Fast forward to the 1980s and the hip hop generation was now introducing these labels to kids whose idea of high fashion was their pressed church clothes. In 1985, Slick Rick told the world how he slid into his brand new Gucci underwear in “La Di Da Di.” That same year, Dapper Dan expanded his underground business from his car to a Harlem storefront and began screen printing Gucci’s interlocking G’s and Louis Vuitton’s LV’s onto jackets and sweatsuits. (Eventually these labels blackballed him, but in recent years, Dan has been doing collaborations with Gucci. About the controversy, he said he was a black man first and invited Gucci’s president Marco Bizzarri to come to Harlem to talk about the drama.)

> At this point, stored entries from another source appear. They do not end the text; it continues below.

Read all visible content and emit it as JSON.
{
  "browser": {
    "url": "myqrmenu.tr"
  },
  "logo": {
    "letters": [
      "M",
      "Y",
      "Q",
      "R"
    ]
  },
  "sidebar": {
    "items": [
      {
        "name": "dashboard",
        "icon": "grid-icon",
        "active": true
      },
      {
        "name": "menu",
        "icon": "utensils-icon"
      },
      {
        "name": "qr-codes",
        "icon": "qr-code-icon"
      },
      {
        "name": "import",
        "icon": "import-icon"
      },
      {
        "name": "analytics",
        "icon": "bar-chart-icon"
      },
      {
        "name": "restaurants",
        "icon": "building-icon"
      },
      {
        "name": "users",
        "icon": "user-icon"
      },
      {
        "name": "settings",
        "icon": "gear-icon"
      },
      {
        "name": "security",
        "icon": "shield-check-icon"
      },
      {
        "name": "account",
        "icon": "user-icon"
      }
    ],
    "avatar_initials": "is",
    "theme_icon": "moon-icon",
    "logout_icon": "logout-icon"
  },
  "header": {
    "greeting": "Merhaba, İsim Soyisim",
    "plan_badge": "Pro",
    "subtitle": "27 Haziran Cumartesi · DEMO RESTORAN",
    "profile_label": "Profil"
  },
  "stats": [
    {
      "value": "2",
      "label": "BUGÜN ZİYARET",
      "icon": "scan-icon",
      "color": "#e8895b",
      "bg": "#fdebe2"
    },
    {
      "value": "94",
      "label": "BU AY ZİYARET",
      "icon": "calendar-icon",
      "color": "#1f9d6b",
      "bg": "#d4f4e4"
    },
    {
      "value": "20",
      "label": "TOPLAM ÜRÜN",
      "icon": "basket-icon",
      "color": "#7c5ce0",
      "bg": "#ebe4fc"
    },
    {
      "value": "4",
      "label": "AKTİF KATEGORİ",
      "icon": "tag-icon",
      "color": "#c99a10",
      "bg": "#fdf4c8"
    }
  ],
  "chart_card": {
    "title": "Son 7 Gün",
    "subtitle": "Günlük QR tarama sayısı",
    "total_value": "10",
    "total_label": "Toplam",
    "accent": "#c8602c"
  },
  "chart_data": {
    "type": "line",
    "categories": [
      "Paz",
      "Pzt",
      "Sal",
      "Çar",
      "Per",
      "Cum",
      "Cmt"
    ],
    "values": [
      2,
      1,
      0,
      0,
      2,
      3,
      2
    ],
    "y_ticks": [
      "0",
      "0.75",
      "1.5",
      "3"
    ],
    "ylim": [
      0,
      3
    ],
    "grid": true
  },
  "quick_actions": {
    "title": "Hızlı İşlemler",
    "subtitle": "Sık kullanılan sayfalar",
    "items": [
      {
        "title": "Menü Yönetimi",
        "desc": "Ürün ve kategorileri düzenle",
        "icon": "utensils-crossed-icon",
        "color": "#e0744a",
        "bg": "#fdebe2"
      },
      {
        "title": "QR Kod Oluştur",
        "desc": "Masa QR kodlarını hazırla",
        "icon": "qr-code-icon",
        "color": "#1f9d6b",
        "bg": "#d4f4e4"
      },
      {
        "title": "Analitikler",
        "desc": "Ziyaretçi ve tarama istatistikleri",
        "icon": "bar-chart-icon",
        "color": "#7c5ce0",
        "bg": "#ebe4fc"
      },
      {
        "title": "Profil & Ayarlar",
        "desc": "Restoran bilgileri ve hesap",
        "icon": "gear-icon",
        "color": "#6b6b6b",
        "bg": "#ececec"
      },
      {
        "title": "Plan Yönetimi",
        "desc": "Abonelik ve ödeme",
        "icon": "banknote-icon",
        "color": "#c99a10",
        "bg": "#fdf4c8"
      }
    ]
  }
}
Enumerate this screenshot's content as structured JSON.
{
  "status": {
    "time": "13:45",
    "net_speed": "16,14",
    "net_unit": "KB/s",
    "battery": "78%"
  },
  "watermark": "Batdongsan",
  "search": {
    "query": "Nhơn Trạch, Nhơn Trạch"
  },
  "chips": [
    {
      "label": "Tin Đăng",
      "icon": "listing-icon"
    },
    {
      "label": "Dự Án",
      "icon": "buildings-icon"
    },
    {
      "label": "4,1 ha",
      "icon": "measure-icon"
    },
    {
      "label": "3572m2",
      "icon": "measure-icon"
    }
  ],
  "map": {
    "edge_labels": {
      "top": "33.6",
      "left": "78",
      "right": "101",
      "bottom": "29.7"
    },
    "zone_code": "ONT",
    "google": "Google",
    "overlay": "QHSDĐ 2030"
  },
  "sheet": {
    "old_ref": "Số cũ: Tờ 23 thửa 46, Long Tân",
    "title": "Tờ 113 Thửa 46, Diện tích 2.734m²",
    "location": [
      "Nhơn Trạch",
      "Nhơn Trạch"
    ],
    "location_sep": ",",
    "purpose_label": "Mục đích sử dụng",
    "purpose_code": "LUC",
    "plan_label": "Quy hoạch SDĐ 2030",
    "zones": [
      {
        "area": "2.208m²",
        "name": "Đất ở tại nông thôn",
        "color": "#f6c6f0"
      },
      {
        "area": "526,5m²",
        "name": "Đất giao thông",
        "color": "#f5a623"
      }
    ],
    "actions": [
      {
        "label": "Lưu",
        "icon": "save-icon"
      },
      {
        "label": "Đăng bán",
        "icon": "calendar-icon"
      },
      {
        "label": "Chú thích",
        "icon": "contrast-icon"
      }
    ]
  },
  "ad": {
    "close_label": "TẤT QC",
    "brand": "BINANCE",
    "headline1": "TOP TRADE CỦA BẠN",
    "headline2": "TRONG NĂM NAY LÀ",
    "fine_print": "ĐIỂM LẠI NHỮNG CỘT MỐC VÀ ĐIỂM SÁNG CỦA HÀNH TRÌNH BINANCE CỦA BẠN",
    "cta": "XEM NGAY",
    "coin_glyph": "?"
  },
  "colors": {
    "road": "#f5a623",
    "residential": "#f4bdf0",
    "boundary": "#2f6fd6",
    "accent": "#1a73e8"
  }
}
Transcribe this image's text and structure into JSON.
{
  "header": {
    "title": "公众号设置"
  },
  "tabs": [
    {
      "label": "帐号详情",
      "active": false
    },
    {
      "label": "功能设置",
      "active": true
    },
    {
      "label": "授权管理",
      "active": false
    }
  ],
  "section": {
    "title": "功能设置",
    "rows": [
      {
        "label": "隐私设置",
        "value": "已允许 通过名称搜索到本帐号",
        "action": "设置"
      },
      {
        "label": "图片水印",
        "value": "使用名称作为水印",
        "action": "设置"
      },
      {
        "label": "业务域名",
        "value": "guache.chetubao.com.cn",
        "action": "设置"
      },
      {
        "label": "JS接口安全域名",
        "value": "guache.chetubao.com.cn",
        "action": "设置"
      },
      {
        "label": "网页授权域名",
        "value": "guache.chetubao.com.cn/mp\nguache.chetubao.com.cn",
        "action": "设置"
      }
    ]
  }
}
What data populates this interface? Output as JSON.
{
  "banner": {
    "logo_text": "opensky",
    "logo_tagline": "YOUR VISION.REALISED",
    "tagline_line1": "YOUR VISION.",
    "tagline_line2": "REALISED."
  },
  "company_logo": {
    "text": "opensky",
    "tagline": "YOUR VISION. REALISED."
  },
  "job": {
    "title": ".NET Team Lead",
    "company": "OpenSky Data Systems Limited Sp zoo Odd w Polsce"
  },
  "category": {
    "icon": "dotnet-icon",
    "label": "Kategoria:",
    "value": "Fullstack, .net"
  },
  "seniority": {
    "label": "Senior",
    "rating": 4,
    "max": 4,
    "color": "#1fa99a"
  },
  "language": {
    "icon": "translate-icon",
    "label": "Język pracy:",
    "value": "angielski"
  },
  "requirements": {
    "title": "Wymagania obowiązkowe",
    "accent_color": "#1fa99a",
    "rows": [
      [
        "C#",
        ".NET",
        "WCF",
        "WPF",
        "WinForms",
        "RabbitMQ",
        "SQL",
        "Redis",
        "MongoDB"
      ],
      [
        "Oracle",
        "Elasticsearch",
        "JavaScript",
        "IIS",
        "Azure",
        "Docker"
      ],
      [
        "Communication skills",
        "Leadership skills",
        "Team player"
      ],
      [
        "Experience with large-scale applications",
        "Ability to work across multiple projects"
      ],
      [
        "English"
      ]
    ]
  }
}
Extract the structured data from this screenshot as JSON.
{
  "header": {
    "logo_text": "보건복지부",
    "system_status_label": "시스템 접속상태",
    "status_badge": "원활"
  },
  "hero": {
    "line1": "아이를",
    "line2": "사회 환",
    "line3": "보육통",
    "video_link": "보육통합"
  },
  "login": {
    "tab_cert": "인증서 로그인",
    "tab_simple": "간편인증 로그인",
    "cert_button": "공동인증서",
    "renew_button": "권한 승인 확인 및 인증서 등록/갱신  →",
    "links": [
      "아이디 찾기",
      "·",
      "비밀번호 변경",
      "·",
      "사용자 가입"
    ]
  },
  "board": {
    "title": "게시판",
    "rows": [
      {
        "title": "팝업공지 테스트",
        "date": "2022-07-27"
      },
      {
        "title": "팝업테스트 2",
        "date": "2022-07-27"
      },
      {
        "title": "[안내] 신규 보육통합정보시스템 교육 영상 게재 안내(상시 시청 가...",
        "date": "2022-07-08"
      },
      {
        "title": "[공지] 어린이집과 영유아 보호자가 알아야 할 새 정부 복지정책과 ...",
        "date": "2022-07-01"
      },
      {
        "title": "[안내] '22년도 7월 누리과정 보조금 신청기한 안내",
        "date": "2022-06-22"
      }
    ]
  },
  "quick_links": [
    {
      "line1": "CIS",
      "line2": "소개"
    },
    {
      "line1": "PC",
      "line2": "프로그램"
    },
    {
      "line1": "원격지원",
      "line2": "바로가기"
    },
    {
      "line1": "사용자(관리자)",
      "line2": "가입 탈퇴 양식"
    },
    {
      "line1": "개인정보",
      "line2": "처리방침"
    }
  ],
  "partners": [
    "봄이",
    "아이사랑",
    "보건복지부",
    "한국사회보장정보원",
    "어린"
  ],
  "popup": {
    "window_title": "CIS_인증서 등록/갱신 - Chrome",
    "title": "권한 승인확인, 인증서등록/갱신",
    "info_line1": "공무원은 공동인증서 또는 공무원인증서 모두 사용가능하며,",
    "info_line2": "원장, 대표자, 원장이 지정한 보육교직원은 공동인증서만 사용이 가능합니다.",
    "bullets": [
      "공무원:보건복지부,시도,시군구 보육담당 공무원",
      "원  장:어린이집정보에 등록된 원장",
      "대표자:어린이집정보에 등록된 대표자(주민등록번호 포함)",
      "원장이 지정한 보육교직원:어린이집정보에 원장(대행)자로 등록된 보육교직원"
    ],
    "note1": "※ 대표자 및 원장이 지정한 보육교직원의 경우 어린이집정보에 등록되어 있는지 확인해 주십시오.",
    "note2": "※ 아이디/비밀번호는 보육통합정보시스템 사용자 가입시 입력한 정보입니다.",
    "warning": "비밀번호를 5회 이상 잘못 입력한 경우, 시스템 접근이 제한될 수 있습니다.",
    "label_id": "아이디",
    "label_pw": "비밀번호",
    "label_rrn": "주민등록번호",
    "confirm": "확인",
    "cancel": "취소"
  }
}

These days, black pop culture and labels go hand in hand, whether it’s one of the Real Housewives of Atlanta stunting in Christian Louboutins or Migos extolling the fabulousness of Versace or Gucci Mane rocking, well, Gucci.
“You get co-opted,” White said. “You buy into it. You are feeding the beast. The brand becomes a part of your brand and you can’t separate it anymore. You are in their thrall and their power. But it’s never on your terms.”
That’s why it’s time to bump this, and I get that this is crazy coming from someone who has written about fashion for so long. But times have changed and status no longer outweighs what a brand stands for. And there are too many talented designers ― black and white, local and national ― who make great pieces and wouldn’t even think of cashing in on a historical canker for sales.
Let’s just talk about Philadelphia: Just last week I wrote about a designer from the Philadelphia Fashion Incubator, Madelange LaRoche, who designed the clearest of crimson gowns for former Good Day Philadelphia anchor Sheinelle Jones to wear on the annual Red Dress fashion show. Nancy Volpe-Beringer dressed Philadelphia native and Grammy nominee Tierra Whack for the award show Sunday night. And former Philadelphia Fashion Incubator designer in residence Jill Marple McCabe designs wrap dresses to kill.
In fact, McCabe recently designed the blue wrap dress that U.S. Rep. Mary Gay Scanlon of Delaware County wore to D.C. in January when she was sworn in.